大きく見ればA-B-Aによる経過句-C-Aによる経過句-A’-B’-Aによる経過句-C’-Aによる経過句-A’’-コーダとなっていてロンド形式と解釈できるが、更に細かく見ていくと複雑な構成になっている。
・冒頭
冒頭のダクティルス・リズム(長短短)による同音のモティーフ(シューベルトが好んだモティーフでもある)は一見新しい素材のようだが、実は第1楽章第2主題、第2楽章主部で既にリズム・モティーフとして登場している。

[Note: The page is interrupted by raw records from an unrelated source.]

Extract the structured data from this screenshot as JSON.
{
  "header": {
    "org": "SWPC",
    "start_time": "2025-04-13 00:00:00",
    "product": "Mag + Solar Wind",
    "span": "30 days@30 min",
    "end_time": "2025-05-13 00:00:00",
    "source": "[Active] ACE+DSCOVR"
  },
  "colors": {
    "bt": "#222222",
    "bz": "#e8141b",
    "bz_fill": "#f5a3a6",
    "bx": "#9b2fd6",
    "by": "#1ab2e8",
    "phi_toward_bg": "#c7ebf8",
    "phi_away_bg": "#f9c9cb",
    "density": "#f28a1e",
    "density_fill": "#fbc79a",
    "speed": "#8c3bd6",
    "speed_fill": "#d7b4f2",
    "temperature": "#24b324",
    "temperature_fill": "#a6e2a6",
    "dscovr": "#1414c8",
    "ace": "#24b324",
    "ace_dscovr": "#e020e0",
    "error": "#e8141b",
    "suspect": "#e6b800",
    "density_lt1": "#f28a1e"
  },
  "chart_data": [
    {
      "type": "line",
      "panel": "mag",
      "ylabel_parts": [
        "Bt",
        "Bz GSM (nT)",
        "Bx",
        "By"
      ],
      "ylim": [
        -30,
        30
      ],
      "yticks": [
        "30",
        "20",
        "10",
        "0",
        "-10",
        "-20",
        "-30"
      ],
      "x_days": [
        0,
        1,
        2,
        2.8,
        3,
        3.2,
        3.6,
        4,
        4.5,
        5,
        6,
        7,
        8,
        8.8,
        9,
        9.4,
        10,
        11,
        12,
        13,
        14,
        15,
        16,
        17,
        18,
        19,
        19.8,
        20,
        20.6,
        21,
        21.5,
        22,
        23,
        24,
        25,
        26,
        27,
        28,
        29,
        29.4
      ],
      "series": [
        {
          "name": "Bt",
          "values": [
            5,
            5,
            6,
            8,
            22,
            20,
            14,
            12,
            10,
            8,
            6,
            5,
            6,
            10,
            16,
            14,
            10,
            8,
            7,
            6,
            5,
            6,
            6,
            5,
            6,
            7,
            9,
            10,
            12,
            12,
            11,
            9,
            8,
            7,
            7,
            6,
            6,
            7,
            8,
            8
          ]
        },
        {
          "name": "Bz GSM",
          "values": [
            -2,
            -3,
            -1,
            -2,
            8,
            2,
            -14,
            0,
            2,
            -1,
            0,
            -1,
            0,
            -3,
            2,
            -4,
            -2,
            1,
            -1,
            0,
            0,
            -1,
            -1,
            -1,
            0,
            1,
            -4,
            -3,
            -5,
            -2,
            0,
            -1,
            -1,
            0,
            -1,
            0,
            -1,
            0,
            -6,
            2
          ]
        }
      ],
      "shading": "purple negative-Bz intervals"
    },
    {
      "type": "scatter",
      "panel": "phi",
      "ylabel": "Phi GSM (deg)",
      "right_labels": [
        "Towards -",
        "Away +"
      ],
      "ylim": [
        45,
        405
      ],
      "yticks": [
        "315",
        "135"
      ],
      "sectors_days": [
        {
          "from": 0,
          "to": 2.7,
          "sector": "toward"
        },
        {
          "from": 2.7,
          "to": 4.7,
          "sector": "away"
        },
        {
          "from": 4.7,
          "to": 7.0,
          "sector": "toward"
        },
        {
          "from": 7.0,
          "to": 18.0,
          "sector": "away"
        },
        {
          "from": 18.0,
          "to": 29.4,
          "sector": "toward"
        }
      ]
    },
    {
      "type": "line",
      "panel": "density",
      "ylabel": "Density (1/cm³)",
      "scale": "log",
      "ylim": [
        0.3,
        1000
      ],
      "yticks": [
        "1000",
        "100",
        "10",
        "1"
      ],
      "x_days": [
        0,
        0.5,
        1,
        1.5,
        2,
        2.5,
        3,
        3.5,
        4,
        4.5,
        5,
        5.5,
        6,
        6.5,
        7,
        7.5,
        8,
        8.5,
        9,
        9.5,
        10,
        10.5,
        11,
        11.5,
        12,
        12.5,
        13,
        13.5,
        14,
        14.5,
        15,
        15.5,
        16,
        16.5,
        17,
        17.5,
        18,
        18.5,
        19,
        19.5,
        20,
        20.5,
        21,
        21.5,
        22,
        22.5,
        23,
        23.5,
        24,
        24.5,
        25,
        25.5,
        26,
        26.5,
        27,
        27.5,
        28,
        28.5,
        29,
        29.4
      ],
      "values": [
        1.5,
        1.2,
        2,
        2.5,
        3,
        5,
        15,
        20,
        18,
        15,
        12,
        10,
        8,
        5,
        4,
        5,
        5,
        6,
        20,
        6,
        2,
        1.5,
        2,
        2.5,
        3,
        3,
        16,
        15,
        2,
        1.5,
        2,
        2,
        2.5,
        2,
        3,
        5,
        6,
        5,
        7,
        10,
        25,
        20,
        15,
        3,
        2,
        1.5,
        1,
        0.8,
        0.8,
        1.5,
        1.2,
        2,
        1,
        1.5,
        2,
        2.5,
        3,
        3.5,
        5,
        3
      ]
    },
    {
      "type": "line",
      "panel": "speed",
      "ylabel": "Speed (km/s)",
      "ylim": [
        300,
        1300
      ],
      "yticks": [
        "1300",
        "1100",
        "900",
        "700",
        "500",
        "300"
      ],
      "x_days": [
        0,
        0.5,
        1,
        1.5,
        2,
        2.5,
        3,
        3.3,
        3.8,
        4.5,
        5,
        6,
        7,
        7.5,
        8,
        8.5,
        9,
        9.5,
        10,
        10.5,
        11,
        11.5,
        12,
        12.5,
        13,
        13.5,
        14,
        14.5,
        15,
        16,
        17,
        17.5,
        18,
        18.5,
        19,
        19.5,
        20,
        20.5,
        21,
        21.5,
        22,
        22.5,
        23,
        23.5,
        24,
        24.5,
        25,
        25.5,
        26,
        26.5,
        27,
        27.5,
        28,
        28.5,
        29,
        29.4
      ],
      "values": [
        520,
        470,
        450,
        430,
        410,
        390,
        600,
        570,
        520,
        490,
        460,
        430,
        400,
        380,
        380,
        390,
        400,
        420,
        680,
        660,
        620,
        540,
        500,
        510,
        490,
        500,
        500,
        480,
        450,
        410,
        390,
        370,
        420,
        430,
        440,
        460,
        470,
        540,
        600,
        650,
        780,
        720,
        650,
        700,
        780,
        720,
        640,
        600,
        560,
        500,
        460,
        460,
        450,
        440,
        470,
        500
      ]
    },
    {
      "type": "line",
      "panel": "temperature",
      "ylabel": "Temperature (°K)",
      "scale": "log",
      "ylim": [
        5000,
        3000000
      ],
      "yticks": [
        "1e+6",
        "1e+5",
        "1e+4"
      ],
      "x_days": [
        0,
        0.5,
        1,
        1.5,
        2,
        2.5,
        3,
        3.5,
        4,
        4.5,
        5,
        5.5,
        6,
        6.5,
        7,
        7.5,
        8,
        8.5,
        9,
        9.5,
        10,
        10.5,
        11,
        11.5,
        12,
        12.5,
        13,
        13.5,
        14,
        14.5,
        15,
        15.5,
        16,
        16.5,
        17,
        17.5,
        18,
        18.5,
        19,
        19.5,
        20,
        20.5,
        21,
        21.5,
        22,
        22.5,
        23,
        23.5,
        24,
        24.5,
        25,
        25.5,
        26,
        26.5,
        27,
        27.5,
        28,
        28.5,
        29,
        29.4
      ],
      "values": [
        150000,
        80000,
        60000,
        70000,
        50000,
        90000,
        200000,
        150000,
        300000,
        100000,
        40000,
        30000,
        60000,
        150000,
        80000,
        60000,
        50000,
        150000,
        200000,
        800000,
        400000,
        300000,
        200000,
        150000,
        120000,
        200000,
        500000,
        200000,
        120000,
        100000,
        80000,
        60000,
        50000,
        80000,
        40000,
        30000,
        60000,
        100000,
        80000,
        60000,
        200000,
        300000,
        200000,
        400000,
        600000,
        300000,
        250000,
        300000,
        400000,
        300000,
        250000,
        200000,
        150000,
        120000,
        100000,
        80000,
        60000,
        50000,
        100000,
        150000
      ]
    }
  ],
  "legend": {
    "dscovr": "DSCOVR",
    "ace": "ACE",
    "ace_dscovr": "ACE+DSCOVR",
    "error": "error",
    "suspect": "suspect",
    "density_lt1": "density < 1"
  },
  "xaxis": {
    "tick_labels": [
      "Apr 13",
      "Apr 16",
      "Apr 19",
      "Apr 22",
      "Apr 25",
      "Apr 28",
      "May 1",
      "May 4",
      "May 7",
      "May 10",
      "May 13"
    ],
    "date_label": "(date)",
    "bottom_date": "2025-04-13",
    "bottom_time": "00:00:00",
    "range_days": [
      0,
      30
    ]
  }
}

Bセクションでは、第16小節からの主題と、第40小節からの主題の2つが提示される。
・第12~17小節
・第38~42小節
第84小節からのCセクションに入ると、コラール風の楽想とその変奏が提示される。コラールには、第1楽章の2つのモティーフ、第4楽章のリズム・モティーフ全てが緊密に組み込まれている。C’セクションではコラールは現れず、変奏部分からの再現となるだけに、この一箇所は際立っている。
・第84~95小節(第94~95小節の右手のリズム・モティーフは逆行形)
第104小節から50小節に亘る展開がされた後、第154小節から上記コラールの変奏の主題が再登場する。この主題を使って更に展開は進められ、第176小節からのAセクションのモティーフによる属音ペダルへと向かうため、厳密には再現部とは言い難いのだが、Cセクション内があたかも提示-展開-再現の体を成しているように感じられる。
・第96~99小節
・第152~156小節
第192小節からは、これまでの流れが転調等の展開のディテールに変化が加えられて再現される。そして第367小節で冒頭主題が再現されると完全終止しないままコーダへと雪崩込み、fから一気呵成にfffへと到達して終結する。なお、最終小節にはpの指示が自筆譜にあり、pの記載されている版と記載されていない版があるが、fffのまま演奏されるのが一般的である。